Multiple system atrophy (MSA) is a neurodegenerative disorder characterized by autonomic dysfunction combined with parkinsonism and/or cerebellar ataxia. It is pathologically confirmed as an alpha-synucleinopathy due to the presence of alpha-synuclein in glial cytoplasmic inclusions (GCI). Once misfolded alpha-synuclein is released by oligodendrocytes, it may be taken up by neighboring neurons to form neuronal cytoplasmic inclusions, leading to neuronal death and subsequent reactive astrogliosis. The spread of toxic alpha-synuclein results in multisystem neuronal involvement, typical of MSA. MSA is categorized into two subtypes based on the predominant motor symptom: the parkinsonism subtype (MSA-P) and the cerebellar subtype (MSA-C).

MSA is not only characterized by motor symptoms but also by nonmotor symptoms such as urinary disorders, orthostatic hypotension, erectile dysfunction in men, sleep disorders, and constipation. Among these nonmotor symptoms, sleep disorders are common and can even arise before any overt motor symptoms develop. Sleep disorders in MSA patients include rapid eye movement sleep behavior disorder (RBD), excessive daytime sleepiness (EDS), and nocturnal sleep disturbances. Previous studies have shown that 69% to 100% of MSA patients experience RBD, while EDS has been reported in 28% of Caucasian patients and 24% of Japanese patients with MSA. Additionally, the European Multiple System Atrophy registry reported that 19% of MSA patients suffer from insomnia. Sleep disorders have been linked to poor quality of life in MSA patients, yet they remain under-researched.

This cross-sectional study aimed to investigate the frequency and factors associated with sleep-related symptoms in MSA patients and to assess the impact of these sleep disturbances on disease severity. The study involved 165 patients with probable MSA, evaluated using the PD Sleep Scale-2 (PDSS-2) for Parkinson’s disease-related sleep problems (PD-SP), the Epworth Sleepiness Scale (ESS) for EDS, and the RBD Screening Questionnaire (RBDSQ) for RBD. Disease severity was assessed using the Unified MSA Rating Scale (UMSARS).

The study found that the frequency of PD-SP (PDSS-2 score ≥18), EDS (ESS score ≥10), and RBD (RBDSQ score ≥5) in MSA patients was 18.8%, 27.3%, and 49.7%, respectively. The coexistence of all three sleep-related symptoms was observed in 7.3% of patients. Compared to the MSA-C subtype, the MSA-P subtype was associated with a higher frequency of PD-SP and EDS but not RBD. Binary logistic regression revealed that the MSA-P subtype, higher total UMSARS score, and anxiety were associated with PD-SP. Male sex, higher total UMSARS score, the MSA-P subtype, and fatigue were associated with EDS. Male sex, higher total UMSARS score, and autonomic onset were associated with RBD. Stepwise linear regression showed that the number of sleep-related symptoms, disease duration, depression, fatigue, and total Montreal Cognitive Assessment (MoCA) score were predictors of disease severity in MSA patients.

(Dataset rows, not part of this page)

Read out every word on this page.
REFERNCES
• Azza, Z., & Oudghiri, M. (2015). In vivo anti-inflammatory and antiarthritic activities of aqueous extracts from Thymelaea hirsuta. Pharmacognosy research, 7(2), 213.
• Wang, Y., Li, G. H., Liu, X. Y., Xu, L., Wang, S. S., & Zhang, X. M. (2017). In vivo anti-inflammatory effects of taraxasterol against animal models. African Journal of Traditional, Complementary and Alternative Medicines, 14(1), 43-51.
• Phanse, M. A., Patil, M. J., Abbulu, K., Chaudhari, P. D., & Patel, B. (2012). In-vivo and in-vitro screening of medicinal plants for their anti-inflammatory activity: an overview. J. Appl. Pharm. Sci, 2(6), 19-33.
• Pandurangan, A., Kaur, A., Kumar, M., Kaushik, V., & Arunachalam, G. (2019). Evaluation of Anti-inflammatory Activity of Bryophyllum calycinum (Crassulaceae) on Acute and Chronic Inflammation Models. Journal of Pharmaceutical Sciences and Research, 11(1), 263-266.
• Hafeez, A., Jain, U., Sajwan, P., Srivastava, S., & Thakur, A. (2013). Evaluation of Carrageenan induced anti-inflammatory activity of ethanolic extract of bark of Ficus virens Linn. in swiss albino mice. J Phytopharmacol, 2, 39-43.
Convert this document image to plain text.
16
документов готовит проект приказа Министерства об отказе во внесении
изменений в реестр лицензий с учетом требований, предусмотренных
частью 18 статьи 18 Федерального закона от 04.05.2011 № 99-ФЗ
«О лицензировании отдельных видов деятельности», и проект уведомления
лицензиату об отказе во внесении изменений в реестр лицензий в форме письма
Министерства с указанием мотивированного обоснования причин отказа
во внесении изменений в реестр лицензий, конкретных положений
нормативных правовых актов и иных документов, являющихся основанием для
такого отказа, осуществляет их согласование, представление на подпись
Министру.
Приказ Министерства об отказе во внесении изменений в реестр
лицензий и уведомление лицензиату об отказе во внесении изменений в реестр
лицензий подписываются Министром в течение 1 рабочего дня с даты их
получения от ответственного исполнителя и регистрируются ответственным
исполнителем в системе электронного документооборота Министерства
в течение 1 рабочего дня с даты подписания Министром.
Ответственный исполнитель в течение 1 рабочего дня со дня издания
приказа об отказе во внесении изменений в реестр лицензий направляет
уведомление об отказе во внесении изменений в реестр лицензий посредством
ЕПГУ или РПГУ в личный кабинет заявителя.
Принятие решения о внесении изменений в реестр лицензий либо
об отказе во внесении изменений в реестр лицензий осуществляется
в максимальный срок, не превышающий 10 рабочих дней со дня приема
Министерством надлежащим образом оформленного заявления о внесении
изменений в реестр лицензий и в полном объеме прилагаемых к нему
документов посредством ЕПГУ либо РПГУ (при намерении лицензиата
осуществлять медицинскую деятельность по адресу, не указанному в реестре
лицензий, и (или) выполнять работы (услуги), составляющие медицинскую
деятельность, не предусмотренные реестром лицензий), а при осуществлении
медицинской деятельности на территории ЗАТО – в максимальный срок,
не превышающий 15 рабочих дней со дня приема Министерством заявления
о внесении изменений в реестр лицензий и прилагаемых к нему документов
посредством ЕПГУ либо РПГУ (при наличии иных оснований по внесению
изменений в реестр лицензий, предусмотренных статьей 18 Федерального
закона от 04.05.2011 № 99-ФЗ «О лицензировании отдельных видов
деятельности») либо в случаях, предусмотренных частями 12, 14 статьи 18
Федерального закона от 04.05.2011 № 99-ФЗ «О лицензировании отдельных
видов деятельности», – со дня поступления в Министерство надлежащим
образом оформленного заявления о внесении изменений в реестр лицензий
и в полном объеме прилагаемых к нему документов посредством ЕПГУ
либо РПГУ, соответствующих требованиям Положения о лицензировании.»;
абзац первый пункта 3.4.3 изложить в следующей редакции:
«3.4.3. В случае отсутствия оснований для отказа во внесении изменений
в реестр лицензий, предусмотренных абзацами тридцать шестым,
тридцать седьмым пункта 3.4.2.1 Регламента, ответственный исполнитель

The findings suggest that sleep-related disorders are associated with both MSA subtypes and the severity of the disease, indicating that sleep disorders may reflect the distribution and degree of dopaminergic/non-dopaminergic neuron degeneration in MSA. The study highlights the importance of assessing and managing sleep-related symptoms in MSA patients, as they significantly impact disease severity and quality of life.

The study included 165 patients with probable MSA, with a mean disease duration of 2.56 ± 1.34 years. Of these, 82 patients (49.7%) had MSA-P, and 83 patients (50.3%) had MSA-C. The frequency of PD-SP, EDS, and RBD was 18.8%, 27.3%, and 49.7%, respectively. The frequency of coexistence of all three sleep-related symptoms was 7.3%. After adjusting for age, disease duration, and levodopa equivalent daily dose (LEDD), the frequencies of PD-SP and EDS were significantly higher in MSA-P patients than in MSA-C patients. The frequency of RBD was not significantly different between the two subtypes.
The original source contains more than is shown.